Antes do Dia das Mães, a preparação normalmente se concentra na procura do presente adequado e na escolha e preparação do cardápio familiar.
Nesse ano, com quarentena na maior parte do País, as coisas serão um pouco diferentes para a maioria de nós. O isolamento social nos afasta das matriarcas, agora “população de risco”, ao mesmo tempo que dá a muitas jovens mães trabalhadoras uma possibilidade inédita (e complicada) de uma longa convivência com seus filhos pequenos. Os serviços online podem suprir em parte as compras nas lojas, mas pode-se constatar uma redução no volume de propagandas e no movimento consumista que normalmente antecede essa data.
Teremos um Dia das Mães menos consumista e no qual todos, mães e filhos, terão a chance de refletir sobre o significado da maternidade – e isso é muito, muito bom. O aumento do consumo nessa época não é um mal em si. Nesse sentido, precisamos até superar certos moralismos que atrapalham a festa.
Presentear é uma forma de demonstrar afeto e consideração em praticamente todas as culturas humanas. A alegria da festa também sempre se expressa em refeições especiais. É natural e justo que os presentes (os quais não implicam sempre em compras) e as grandes refeições familiares se multipliquem nesse período.
O problema reside em nossa dificuldade de expressar afeto e consideração sem recorrer a objetos, à tendência de avaliar uma relação pelo preço do presente, de fazer a festa sem antes ir se reconciliar sinceramente com o irmão (cf. Mt 5, 19). Por isso, uma comemoração na qual a reunião festiva e as compras estão comprometidas pode ser uma oportunidade para todos nós.
O amor desencontrado
Nos tempos atuais, falamos muito de amor, mas somos cada vez mais deseducados a amar. Bento XVI, na Deus caritas est (DCE 3-8), lembra que começamos a amar desejando algo bom para nós – como a criança quer a mãe e o adolescente deseja a namorada. Este é o eros. Contudo, à medida que amadurecemos, percebemos que só isso não basta para nos satisfazer. O impulso erótico acaba por tentar se apoderar da pessoa amada, privando-a de liberdade, e frustrando o próprio amante. O amor, para crescer, continua Bento XVI, deve evoluir para se tornar doação (ágape). É a experiência do casal, que deseja primeiro o bem um do outro e depois a doação a um outro, o filho.

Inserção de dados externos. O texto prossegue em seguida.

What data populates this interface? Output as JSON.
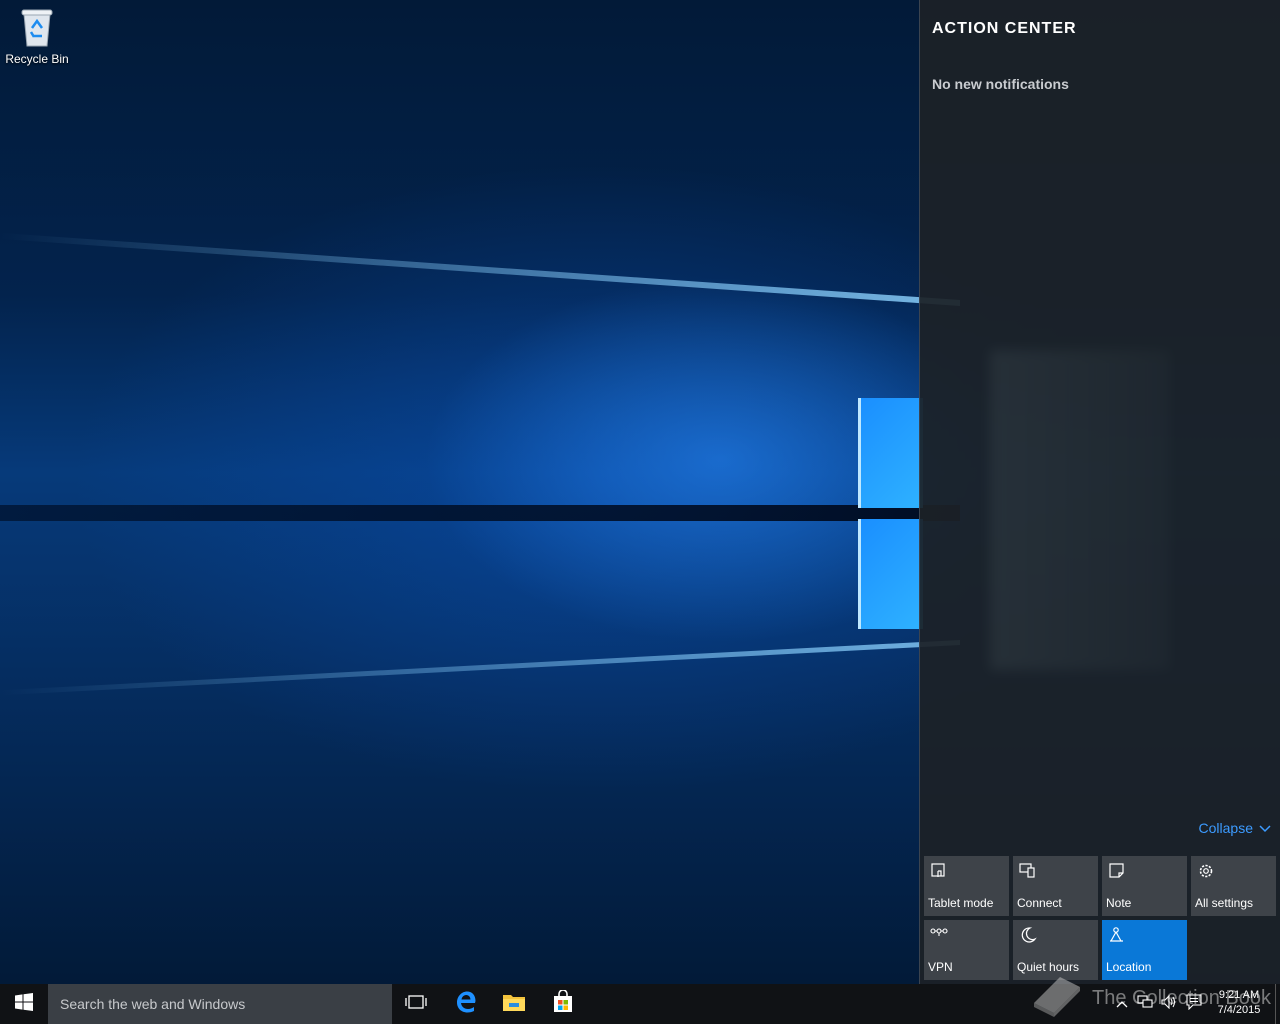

O individualismo cada vez maior de nossa cultura, contudo, vem acompanhado de uma imaturidade afetiva crescente. É cada vez mais difícil o eros evoluir para ágape. As relações interpessoais deixam de ser regidas pelo afeto e se tornam “contratos”, onde um dá ao outro em função daquilo que recebe. Quando a reciprocidade é quebrada, quando um não corresponde mais às expectativas do outro, o contrato deve ser quebrado, segundo essa mentalidade – é o drama de tantos relacionamentos destruídos em nossa sociedade.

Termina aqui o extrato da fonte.